Have a question about this project? Sign up for a free GitHub account to open an issue and contact its maintainers and the community.

By clicking “Sign up for GitHub”, you agree to our terms of service and privacy statement. We’ll occasionally send you account related emails.

Already on GitHub? Sign in to your account

Triton Generation #16

Open
2 of 5 tasks
mariari opened this issue Oct 11, 2022 · 12 comments
Open
2 of 5 tasks

Triton Generation #16

mariari opened this issue Oct 11, 2022 · 12 comments

Comments

@mariari
Copy link
Member

mariari commented Oct 11, 2022

Currently my code generator for Triton is quite primitive. I would like the following to be made

  1. Add a notion of blocks
    • blocks are a label + code inside
    • nested blocks are not allowed!
  2. Add a notion of collected labels
    • These are all the labels in a function
    • This also serves as an abstraction mechanism
      • Since functions like if create new labels to continue at, it is important to be able to compose this with code that comes next
      • Meaning that if we end off with a continuation address, and some code after it in it's own block, we should unify the jump points and give the block two names or unify the names
      • This means that we can effectively compose any abstractions, even those which create branches
  3. Triton: Preserving Expected Block Order #17
  4. Add a notion of functions
    • Functions will collect all labels, and compose an entry point
  5. Make Program encompass this
    • This means that a program will now be some some code that also keeps the relevant functions in mind and generates out the proper calls.
    • Further this would be the entry point to the circuit
@mariari
Copy link
Member Author

mariari commented Oct 11, 2022

API Design for Blocks

I believe the predominant way to design the API for block is to just expose a tagbody like interface.

Examples from CL

(defun king-of-confusion (w)
  "Take a cons of two lists and make a list of conses.
    Think of this function as being like a zipper."
  (prog (x y z)                         ;Initialize x, y, z to NIL
     (setq y (car w) z (cdr w))
   loop
     (cond ((null y) (return x))
           ((null z) (go err)))
   rejoin
     (setq x (cons (cons (car y) (car z)) x))
     (setq y (cdr y) z (cdr z))
     (go loop)
   err
     (cerror "Will self-pair extraneous items"
             "Mismatch - gleep!  ~S" y)
     (setq z y)
     (go rejoin)))

Basically we just scan the list for any symbols. If we find a keywordl, construct a block over it.

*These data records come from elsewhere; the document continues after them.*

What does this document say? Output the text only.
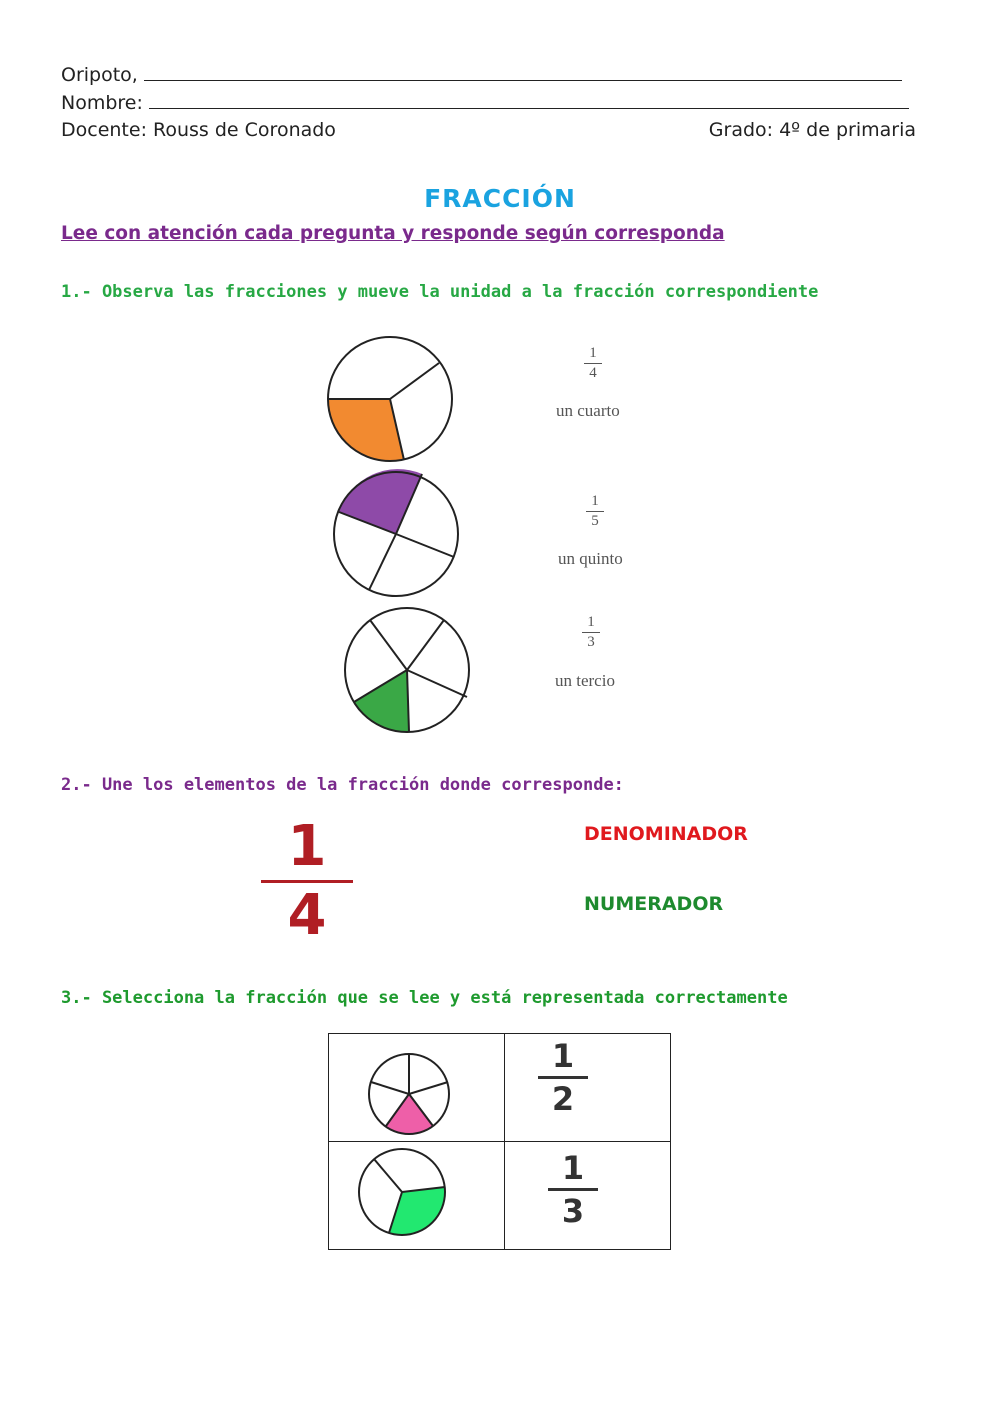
Oripoto,
Nombre:
Docente: Rouss de Coronado	Grado: 4º de primaria
FRACCIÓN
Lee con atención cada pregunta y responde según corresponda
1.- Observa las fracciones y mueve la unidad a la fracción correspondiente
1
4
un cuarto
1
5
un quinto
1
3
un tercio
2.- Une los elementos de la fracción donde corresponde:
1
4
DENOMINADOR
NUMERADOR
3.- Selecciona la fracción que se lee y está representada correctamente

1
2

1
3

Then at the end form the collected labels.

we shall call this tagbody shadowing the CL meaning.

API Design for Functions

Since we want functions to closely resemble tritonVM, I propose the following.

Construct a defproc like interface over triton, and cover the body in an implicit tagbody. We then add it to the hashtable. Namely it should look something like

(defproc sudoku (-- verfied?) ; the ( -- verified?) is the stack effect
    (entry-code-1) ... (entry-code-n)
    (call-label)
  :label-name-1 
     (label-name-1-code-1) ...  (label-name-1-code-n)
  :label-name-n 
     (label-name-n-code-1) ...  (label-name-n-code-n))

@jan-ferdinand
Copy link
Contributor

Hey there! Designer of Triton VM here. Amazing that you're working on a compiler to Triton assembly! 🎉

First off, let me know if I can help in any way. That certainly includes questions, but also suggestions. For example, if a slight change in the VM's design makes writing compilers tremendously easier, I'm happy to discuss them.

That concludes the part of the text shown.